In 2003, Purdham represented England A, appearing twice during the 2003 European Nations Cup.

England coach Paul Cullen named Purdham as captain in his 20-man training squad for the 2006 Federation Shield tournament. Purdham lifted the trophy with a 32–14 victory over Tonga.

In September 2008, he was named in the England training squad for the 2008 Rugby League World Cup, and in October 2008 he was named in the final 24-man England squad, making two appearances in the tournament.

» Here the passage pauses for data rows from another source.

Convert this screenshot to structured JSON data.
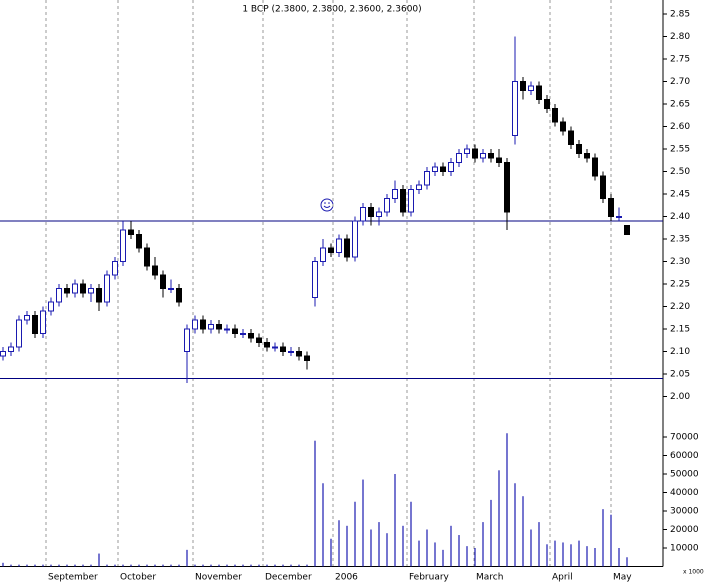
{
  "chart_data": {
    "type": "candlestick",
    "title": "1 BCP (2.3800, 2.3800, 2.3600, 2.3600)",
    "up_color": "#1a1ab0",
    "down_color": "#000000",
    "hline_color": "#000080",
    "candles": [
      [
        2.09,
        2.11,
        2.08,
        2.1
      ],
      [
        2.1,
        2.12,
        2.09,
        2.11
      ],
      [
        2.11,
        2.18,
        2.1,
        2.17
      ],
      [
        2.17,
        2.19,
        2.16,
        2.18
      ],
      [
        2.18,
        2.19,
        2.13,
        2.14
      ],
      [
        2.14,
        2.2,
        2.13,
        2.19
      ],
      [
        2.19,
        2.22,
        2.18,
        2.21
      ],
      [
        2.21,
        2.25,
        2.2,
        2.24
      ],
      [
        2.24,
        2.25,
        2.22,
        2.23
      ],
      [
        2.23,
        2.26,
        2.22,
        2.25
      ],
      [
        2.25,
        2.26,
        2.22,
        2.23
      ],
      [
        2.23,
        2.25,
        2.21,
        2.24
      ],
      [
        2.24,
        2.25,
        2.19,
        2.21
      ],
      [
        2.21,
        2.28,
        2.2,
        2.27
      ],
      [
        2.27,
        2.31,
        2.26,
        2.3
      ],
      [
        2.3,
        2.39,
        2.29,
        2.37
      ],
      [
        2.37,
        2.39,
        2.35,
        2.36
      ],
      [
        2.36,
        2.37,
        2.32,
        2.33
      ],
      [
        2.33,
        2.34,
        2.28,
        2.29
      ],
      [
        2.29,
        2.31,
        2.26,
        2.27
      ],
      [
        2.27,
        2.28,
        2.22,
        2.24
      ],
      [
        2.24,
        2.26,
        2.23,
        2.24
      ],
      [
        2.24,
        2.25,
        2.2,
        2.21
      ],
      [
        2.1,
        2.16,
        2.03,
        2.15
      ],
      [
        2.15,
        2.18,
        2.14,
        2.17
      ],
      [
        2.17,
        2.18,
        2.14,
        2.15
      ],
      [
        2.15,
        2.17,
        2.14,
        2.16
      ],
      [
        2.16,
        2.17,
        2.14,
        2.15
      ],
      [
        2.15,
        2.16,
        2.14,
        2.15
      ],
      [
        2.15,
        2.16,
        2.13,
        2.14
      ],
      [
        2.14,
        2.15,
        2.13,
        2.14
      ],
      [
        2.14,
        2.15,
        2.12,
        2.13
      ],
      [
        2.13,
        2.14,
        2.11,
        2.12
      ],
      [
        2.12,
        2.13,
        2.1,
        2.11
      ],
      [
        2.11,
        2.12,
        2.1,
        2.11
      ],
      [
        2.11,
        2.12,
        2.09,
        2.1
      ],
      [
        2.1,
        2.11,
        2.09,
        2.1
      ],
      [
        2.1,
        2.11,
        2.08,
        2.09
      ],
      [
        2.09,
        2.1,
        2.06,
        2.08
      ],
      [
        2.22,
        2.31,
        2.2,
        2.3
      ],
      [
        2.3,
        2.35,
        2.29,
        2.33
      ],
      [
        2.33,
        2.34,
        2.31,
        2.32
      ],
      [
        2.32,
        2.36,
        2.31,
        2.35
      ],
      [
        2.35,
        2.36,
        2.3,
        2.31
      ],
      [
        2.31,
        2.4,
        2.3,
        2.39
      ],
      [
        2.39,
        2.43,
        2.38,
        2.42
      ],
      [
        2.42,
        2.43,
        2.38,
        2.4
      ],
      [
        2.4,
        2.42,
        2.38,
        2.41
      ],
      [
        2.41,
        2.45,
        2.4,
        2.44
      ],
      [
        2.44,
        2.48,
        2.43,
        2.46
      ],
      [
        2.46,
        2.47,
        2.4,
        2.41
      ],
      [
        2.41,
        2.47,
        2.4,
        2.46
      ],
      [
        2.46,
        2.48,
        2.45,
        2.47
      ],
      [
        2.47,
        2.51,
        2.46,
        2.5
      ],
      [
        2.5,
        2.52,
        2.49,
        2.51
      ],
      [
        2.51,
        2.52,
        2.49,
        2.5
      ],
      [
        2.5,
        2.53,
        2.49,
        2.52
      ],
      [
        2.52,
        2.55,
        2.51,
        2.54
      ],
      [
        2.54,
        2.56,
        2.53,
        2.55
      ],
      [
        2.55,
        2.56,
        2.52,
        2.53
      ],
      [
        2.53,
        2.55,
        2.52,
        2.54
      ],
      [
        2.54,
        2.55,
        2.52,
        2.53
      ],
      [
        2.53,
        2.55,
        2.51,
        2.52
      ],
      [
        2.52,
        2.53,
        2.37,
        2.41
      ],
      [
        2.58,
        2.8,
        2.56,
        2.7
      ],
      [
        2.7,
        2.71,
        2.66,
        2.68
      ],
      [
        2.68,
        2.7,
        2.67,
        2.69
      ],
      [
        2.69,
        2.7,
        2.65,
        2.66
      ],
      [
        2.66,
        2.67,
        2.63,
        2.64
      ],
      [
        2.64,
        2.65,
        2.6,
        2.61
      ],
      [
        2.61,
        2.62,
        2.58,
        2.59
      ],
      [
        2.59,
        2.6,
        2.55,
        2.56
      ],
      [
        2.56,
        2.57,
        2.53,
        2.54
      ],
      [
        2.54,
        2.55,
        2.52,
        2.53
      ],
      [
        2.53,
        2.54,
        2.48,
        2.49
      ],
      [
        2.49,
        2.5,
        2.43,
        2.44
      ],
      [
        2.44,
        2.45,
        2.39,
        2.4
      ],
      [
        2.4,
        2.42,
        2.39,
        2.4
      ],
      [
        2.38,
        2.38,
        2.36,
        2.36
      ]
    ],
    "xlim": [
      -0.375,
      82.5
    ],
    "xticks": [
      {
        "value": 5.375,
        "label": "September"
      },
      {
        "value": 14.375,
        "label": "October"
      },
      {
        "value": 23.75,
        "label": "November"
      },
      {
        "value": 32.5,
        "label": "December"
      },
      {
        "value": 41.25,
        "label": "2006"
      },
      {
        "value": 50.5,
        "label": "February"
      },
      {
        "value": 58.875,
        "label": "March"
      },
      {
        "value": 68.375,
        "label": "April"
      },
      {
        "value": 76,
        "label": "May"
      }
    ],
    "ylim": [
      1.98,
      2.88
    ],
    "yticks": [
      {
        "value": 2,
        "label": "2.00"
      },
      2.05,
      {
        "value": 2.1,
        "label": "2.10"
      },
      2.15,
      {
        "value": 2.2,
        "label": "2.20"
      },
      2.25,
      {
        "value": 2.3,
        "label": "2.30"
      },
      2.35,
      {
        "value": 2.4,
        "label": "2.40"
      },
      2.45,
      {
        "value": 2.5,
        "label": "2.50"
      },
      2.55,
      {
        "value": 2.6,
        "label": "2.60"
      },
      2.65,
      {
        "value": 2.7,
        "label": "2.70"
      },
      2.75,
      {
        "value": 2.8,
        "label": "2.80"
      },
      2.85
    ],
    "hlines": [
      2.39,
      2.04
    ],
    "volume": {
      "color": "#1a1ab0",
      "unit_label": "x 1000",
      "values": [
        2000,
        1000,
        1000,
        1000,
        1000,
        1000,
        1000,
        1000,
        1000,
        1000,
        1000,
        1000,
        7000,
        1000,
        1000,
        1000,
        1000,
        1000,
        1000,
        1000,
        1000,
        1000,
        1000,
        9000,
        1000,
        1000,
        1000,
        1000,
        1000,
        1000,
        1000,
        1000,
        1000,
        1000,
        1000,
        1000,
        1000,
        1000,
        1000,
        68000,
        45000,
        15000,
        25000,
        22000,
        35000,
        47000,
        20000,
        24000,
        18000,
        50000,
        22000,
        35000,
        14000,
        20000,
        13000,
        9000,
        22000,
        17000,
        11000,
        10000,
        24000,
        36000,
        52000,
        72000,
        45000,
        38000,
        20000,
        24000,
        12000,
        14000,
        13000,
        12000,
        14000,
        11000,
        10000,
        31000,
        28000,
        10000,
        5000
      ],
      "ylim": [
        0,
        75000
      ],
      "yticks": [
        10000,
        20000,
        30000,
        40000,
        50000,
        60000,
        70000
      ]
    }
  }
}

Purdham also played twice for Cumbria.

==Career highlights==
- Junior Clubs: Egremont Rangers, Whitehaven
- First Grade Stats: 246 career games scoring 46 tries
- International Début: 22 October 2006 against France

== Personal life ==
Purdham's brother, Garry, who was also a professional rugby league footballer for Workington Town, died on 2 June 2010, at Gosforth, Cumbria, during a shooting spree in which a further 12 people were killed. Purdham was given compassionate leave by his club to travel back to Cumbria and has subsequently said that the positive response of the rugby league community has convinced him he was right not to give up his playing career following the tragedy.